Две-три недели мне захотелось подышать менее городским воздухом, чем в Риме. Сартр предложил поехать на Капри. Римские газеты писали, что в Неаполе свирепствует грипп, пришедший из Азии; но Капри — не Неаполь, эпидемия наверняка уйдет на север, и мы все-таки поехали. На Капри из неаполитанских газет мы узнали, что азиатский грипп свирепствует в Риме. Каждый город без особых оснований преувеличивал зло, обрушившееся на другой.
Мы поселились не в самом приятном отеле в центре города, но зато туда был закрыт доступ машинам, нас окружали безлюдье и тишина.
По утрам мы пили кофе, а по вечерам, после ужина, садились на террасе кафе, еще не заполненной или уже свободной от наплыва посетителей. После полуночи редкие прохожие задерживались у подножия расположенной на расстоянии величественной лестницы, похожей на театральную декорацию. Парами или группами люди поднимались и спускались по ней, останавливаясь наверху или садясь на какую-нибудь ступеньку, либо исчезали в тени, сгущавшейся на заднем плане: казалось, они разыгрывают таинственную и прекрасную комедию; их жесты, поведение, краски их одежды, в которых мы обнаруживали тот же розовый цвет, что на полотнах Тинторетто, были продиктованы необходимостью и словно в озарении воскрешали давно утраченную иллюзию: наша жизнь обладает полнотой и строгостью историй, о которых рассказывают. Сартр говорил мне о своей книге. Работал он не торопясь, обдумывая каждую фразу, некоторые из них я с наслаждением повторяла в бархатном молчании ночи. Тем летом на Капри камни были прекрасны, словно статуи, а слова иногда сверкали.
Моя сестра уже уехала из Милана, и мы провели там всего один день. К нам присоединился Ланзманн. Через перевал Танд мы добрались до Ниццы, откуда поехали ночевать в Экс. По дороге звездной ночью мы заметили в небе медный отблеск метеора: спутник!
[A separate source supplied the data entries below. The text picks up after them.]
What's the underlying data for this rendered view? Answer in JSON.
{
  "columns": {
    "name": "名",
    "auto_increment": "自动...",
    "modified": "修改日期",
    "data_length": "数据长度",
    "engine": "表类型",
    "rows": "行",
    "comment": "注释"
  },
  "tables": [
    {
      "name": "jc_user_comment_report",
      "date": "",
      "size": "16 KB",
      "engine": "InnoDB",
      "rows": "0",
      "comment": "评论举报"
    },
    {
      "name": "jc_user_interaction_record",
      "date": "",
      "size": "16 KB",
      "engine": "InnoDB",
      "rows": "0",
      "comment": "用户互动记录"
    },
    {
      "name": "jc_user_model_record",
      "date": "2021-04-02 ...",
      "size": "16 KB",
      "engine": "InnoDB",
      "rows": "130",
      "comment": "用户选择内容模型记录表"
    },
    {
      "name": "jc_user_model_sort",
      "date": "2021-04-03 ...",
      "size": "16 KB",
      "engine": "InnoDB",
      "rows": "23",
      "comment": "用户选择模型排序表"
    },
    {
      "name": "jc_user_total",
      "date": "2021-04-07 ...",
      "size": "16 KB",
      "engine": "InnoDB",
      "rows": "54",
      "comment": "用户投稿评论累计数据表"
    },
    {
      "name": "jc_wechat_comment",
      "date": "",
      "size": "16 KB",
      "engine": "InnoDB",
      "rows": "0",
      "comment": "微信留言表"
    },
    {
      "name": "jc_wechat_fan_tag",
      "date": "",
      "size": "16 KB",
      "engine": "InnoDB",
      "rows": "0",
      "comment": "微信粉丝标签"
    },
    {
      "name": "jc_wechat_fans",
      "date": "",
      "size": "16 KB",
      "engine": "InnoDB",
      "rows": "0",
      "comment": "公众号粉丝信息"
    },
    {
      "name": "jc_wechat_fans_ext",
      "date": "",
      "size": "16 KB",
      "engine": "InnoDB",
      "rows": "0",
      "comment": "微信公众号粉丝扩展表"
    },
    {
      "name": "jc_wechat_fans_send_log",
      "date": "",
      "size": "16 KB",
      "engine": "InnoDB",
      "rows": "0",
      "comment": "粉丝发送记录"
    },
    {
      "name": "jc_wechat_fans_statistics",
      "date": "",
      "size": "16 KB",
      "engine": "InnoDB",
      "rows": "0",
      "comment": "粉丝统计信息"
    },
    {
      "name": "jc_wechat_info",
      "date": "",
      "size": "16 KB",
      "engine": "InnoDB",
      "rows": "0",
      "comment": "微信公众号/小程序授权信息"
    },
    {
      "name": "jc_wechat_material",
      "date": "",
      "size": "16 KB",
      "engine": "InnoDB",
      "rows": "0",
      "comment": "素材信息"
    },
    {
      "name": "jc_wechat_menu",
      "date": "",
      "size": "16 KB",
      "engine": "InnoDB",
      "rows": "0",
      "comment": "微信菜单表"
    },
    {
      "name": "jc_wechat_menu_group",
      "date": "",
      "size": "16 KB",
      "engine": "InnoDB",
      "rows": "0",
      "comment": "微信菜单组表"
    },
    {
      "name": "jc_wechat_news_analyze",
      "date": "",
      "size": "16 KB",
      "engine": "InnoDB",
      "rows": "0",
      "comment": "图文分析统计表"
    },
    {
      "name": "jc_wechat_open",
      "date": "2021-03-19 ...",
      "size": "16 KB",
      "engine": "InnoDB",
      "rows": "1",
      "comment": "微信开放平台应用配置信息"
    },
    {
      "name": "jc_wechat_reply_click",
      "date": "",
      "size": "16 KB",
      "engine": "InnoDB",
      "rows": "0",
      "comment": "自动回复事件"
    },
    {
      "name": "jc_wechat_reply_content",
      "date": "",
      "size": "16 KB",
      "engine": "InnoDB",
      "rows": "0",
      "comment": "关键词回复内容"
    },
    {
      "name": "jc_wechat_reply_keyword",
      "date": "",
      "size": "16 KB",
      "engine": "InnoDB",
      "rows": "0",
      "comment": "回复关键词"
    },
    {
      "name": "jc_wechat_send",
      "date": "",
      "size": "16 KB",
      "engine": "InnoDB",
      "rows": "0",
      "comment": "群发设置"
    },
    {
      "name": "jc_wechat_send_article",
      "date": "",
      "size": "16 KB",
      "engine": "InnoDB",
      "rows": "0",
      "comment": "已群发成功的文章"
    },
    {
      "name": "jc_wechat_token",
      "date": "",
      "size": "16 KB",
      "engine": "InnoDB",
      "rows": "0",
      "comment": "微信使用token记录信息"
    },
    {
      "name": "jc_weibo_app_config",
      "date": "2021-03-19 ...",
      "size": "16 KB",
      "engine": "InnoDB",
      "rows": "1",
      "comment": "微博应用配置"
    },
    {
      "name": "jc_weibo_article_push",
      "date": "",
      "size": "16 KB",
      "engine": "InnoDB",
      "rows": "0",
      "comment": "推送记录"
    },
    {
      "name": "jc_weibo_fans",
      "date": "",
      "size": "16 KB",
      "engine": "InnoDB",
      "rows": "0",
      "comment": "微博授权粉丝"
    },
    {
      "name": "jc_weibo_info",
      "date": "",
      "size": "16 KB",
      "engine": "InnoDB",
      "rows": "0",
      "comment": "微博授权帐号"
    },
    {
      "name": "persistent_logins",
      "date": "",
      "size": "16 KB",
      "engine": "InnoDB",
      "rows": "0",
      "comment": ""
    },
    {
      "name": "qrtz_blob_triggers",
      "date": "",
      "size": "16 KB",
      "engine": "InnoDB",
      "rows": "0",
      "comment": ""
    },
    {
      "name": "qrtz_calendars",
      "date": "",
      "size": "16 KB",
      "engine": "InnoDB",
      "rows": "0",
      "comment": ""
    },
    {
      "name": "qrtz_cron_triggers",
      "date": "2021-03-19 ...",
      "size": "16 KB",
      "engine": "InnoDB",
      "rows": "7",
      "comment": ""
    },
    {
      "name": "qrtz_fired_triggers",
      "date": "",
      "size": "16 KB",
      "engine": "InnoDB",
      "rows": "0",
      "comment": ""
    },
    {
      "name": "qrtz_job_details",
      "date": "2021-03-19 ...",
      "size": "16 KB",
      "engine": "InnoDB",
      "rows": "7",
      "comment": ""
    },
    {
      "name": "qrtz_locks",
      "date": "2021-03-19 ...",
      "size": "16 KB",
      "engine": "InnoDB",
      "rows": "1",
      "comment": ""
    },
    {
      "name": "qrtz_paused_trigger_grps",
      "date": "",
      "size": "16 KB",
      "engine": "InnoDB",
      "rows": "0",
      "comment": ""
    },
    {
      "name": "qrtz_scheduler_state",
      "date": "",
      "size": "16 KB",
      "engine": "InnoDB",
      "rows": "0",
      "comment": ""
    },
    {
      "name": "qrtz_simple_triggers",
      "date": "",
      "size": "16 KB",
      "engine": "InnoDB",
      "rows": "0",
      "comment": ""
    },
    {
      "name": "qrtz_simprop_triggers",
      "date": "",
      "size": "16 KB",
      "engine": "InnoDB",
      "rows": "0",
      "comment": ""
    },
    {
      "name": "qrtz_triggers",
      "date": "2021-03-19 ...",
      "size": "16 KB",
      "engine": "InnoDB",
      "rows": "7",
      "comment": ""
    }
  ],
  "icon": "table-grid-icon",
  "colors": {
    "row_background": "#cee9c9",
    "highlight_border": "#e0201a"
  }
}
На следующий день газеты подтвердили его появление в здешних краях именно в тот час. Мы с добрым чувством думали о своем маленьком мимолетном попутчике и по-новому смотрели на старую луну, куда человек ступит, возможно, еще при нашей жизни. Против всякого ожидания первый спутник был запущен Советским Союзом: это преисполнило нас радости. Противники социализма доказывали его несостоятельность промышленным и техническим отставанием России: какое опровержение! Америка заговорила о «научном Пёрл-Харборе». Это достижение давало русским военное превосходство, с которым мы себя поздравляли: если страна, меньше всех заинтересованная в войне, имеет наибольшие шансы ее выиграть, то мир тем самым обеспечен. Наши надежды на мирное сосуществование еще больше усилились, когда в апреле Москва прекратила ядерные испытания.
Французские левые силы с трудом приходили в себя после событий в Будапеште. Веркор, ревностный друг партии, объяснил в довольно странной маленькой книжке «Почему я ухожу», что ему надоело играть роль почетного гостя и потому он покидает сцену. Еще более серьезной, чем эти разногласия интеллектуалов, была политическая пассивность пролетариата. В октябре после удачной забастовки газовщиков и электриков были объявлены и другие. В Сен-Назере они вспыхнули с такой силой, что один рабочий был убит, а журналист Гатти ранен. Прекратили работу рабочие «Рено», а также преподаватели, чиновники. Но сам факт, что все эти события происходили в самый разгар правительственного кризиса, указывал на то, что они аполитичны. Ни партии, ни профсоюзы не связывали их с борьбой против Алжирской войны.
Десятого декабря начался процесс над Бен Саддоком. Несколько месяцев назад на выходе со стадиона «Коломб» он убил Али Шекала, бывшего вице-президента алжирской ассамблеи и самого известного из мусульманских коллаборационистов. Его защитник Пьер Стибб в качестве свидетелей защиты вызвал в суд интеллектуалов левых взглядов и в их числе Сартра. Когда мы пришли на заседание, Сартр был взволнован. На конференциях, на митингах слова не имеют такого веса, а в этот день человек рисковал своей головой. Если он спасет ее, то через несколько лет по амнистии снова станет свободным человеком: вопрос жизни и смерти стоял гораздо острее, чем на обычных процессах. Отсюда и тревога свидетелей, каждый имел основания предполагать, что его показания могут окончательно повлиять на решение присяжных.